Periodically, however, we need to “reorganize” our motives, and this is important for avoiding cynicism and burn out. For example, the “lead motive” of righteous anger against injustice may need to yield to another lead motive of celebrating the actualisation of the human potential of the poor. The anger does not go away, and should not, but it is not the lead driving force. Or maybe the sense and experience of fellowship with fellow activists and being part of a community that is committed to justice and to “exalt the lowly” becomes more dominant than wanting to “put down the mighty from their throne.”

Seventh Value: BATHALA NA,
Developing the gift of final perseverance

Bathala means God. Bahala na is the Filipino determination in the face of uncertainty. Bathala Na is courage and fortitude as the impending action is for God’s honor and glory.
The gift of final perseverance is the challenge of developing a lifetime commitment to the cause of justice, peace and God’s honor through the many changes in our contexts and in ourselves. For Christian activists, the gift of final perseverance is a spiritual gift because the work to achieve justice and peace has become complex. Being peace activists and citizens, we believe that this gift of final perseverance can sustain our commitment.

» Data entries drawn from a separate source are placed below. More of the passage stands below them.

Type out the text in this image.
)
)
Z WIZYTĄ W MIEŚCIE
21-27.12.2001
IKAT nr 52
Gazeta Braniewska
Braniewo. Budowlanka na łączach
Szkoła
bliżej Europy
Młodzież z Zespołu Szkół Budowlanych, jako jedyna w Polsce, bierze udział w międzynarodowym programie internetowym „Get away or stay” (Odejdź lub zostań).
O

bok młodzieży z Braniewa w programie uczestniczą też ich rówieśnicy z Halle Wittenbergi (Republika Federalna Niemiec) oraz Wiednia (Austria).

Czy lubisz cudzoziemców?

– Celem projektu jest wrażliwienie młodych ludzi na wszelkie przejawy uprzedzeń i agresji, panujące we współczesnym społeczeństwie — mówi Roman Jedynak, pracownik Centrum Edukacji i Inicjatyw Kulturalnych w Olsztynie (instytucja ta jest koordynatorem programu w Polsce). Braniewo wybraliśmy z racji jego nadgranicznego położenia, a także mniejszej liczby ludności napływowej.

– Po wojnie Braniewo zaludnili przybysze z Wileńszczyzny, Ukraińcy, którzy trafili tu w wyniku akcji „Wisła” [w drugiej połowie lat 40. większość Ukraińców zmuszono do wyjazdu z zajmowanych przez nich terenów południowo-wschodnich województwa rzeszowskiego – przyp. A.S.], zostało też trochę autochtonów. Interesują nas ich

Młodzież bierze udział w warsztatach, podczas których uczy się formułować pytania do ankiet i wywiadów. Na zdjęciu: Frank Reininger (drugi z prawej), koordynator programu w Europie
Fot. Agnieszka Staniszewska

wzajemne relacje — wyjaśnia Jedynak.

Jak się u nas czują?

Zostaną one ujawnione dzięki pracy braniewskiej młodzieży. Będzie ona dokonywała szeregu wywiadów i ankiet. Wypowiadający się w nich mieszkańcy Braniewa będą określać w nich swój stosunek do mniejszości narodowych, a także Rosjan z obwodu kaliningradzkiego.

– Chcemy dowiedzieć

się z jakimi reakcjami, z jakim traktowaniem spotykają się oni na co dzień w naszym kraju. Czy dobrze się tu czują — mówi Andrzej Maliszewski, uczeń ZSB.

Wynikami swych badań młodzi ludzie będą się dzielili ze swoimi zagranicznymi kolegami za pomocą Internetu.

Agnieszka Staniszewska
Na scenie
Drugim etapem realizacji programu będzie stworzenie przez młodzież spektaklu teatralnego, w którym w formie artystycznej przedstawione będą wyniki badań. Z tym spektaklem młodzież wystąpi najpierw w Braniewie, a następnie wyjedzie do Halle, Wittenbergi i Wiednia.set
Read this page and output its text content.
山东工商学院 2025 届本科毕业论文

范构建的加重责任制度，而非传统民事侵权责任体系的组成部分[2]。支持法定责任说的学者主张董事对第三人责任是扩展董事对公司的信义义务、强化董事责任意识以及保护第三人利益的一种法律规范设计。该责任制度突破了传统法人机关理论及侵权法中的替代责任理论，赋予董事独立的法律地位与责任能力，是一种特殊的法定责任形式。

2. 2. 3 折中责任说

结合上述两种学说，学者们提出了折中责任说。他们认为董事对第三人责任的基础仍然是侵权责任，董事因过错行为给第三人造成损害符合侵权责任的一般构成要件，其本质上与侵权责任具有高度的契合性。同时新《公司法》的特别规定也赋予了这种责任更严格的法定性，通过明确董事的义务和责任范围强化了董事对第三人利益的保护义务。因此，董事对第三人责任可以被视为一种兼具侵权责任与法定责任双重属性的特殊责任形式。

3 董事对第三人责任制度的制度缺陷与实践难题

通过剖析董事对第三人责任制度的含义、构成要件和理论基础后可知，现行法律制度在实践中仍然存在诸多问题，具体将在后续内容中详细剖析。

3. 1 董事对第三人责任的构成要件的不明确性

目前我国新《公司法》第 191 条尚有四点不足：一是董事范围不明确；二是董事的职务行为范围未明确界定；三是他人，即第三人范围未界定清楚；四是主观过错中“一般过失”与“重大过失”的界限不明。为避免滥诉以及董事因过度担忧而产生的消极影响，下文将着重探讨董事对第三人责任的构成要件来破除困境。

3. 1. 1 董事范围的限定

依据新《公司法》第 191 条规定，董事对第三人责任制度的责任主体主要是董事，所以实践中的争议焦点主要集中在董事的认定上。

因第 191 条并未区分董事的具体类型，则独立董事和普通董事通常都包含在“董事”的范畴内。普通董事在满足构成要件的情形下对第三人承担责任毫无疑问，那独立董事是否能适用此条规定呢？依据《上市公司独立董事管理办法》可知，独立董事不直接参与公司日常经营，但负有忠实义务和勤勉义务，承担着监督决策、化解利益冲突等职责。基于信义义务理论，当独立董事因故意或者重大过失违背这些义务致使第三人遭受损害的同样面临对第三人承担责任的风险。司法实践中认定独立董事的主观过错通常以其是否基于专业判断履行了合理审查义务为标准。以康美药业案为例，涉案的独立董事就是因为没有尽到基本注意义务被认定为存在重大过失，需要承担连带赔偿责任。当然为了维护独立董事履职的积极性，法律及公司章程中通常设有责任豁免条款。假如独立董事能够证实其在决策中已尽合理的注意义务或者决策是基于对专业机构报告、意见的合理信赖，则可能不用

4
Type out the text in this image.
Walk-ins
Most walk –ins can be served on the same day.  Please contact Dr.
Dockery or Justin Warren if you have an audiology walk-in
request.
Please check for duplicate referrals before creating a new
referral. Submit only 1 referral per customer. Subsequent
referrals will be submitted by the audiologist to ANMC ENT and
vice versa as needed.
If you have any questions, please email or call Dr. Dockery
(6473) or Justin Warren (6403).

In democracy and citizenship, Pamathalaan, is a necessity. Pamathalaan is a systemic philosophy that is based on unity and nurtured by love of God, country and fellow human citizens as well as respect for nature. Political integrity is guaranteed since the political will of the leader is anchored on ethical will. The observance of agape and the moral law is assured when leaders govern according to the tenets of Pamathalaan. In the legacy of pamathalaan, the earth is sacred space, the home of diverse peoples. Its aim is to be a model government that respects all ethnic groups, all religions, and all social strata.

In cultivating Pamathalaan, the development of critical masses of leaders and citizens is an imperative, which in the words of Ed dela Torre should be “big enough to have impact on governments and markets, yet small enough to be within the boundaries of imagination and capacitie of the grassroots.”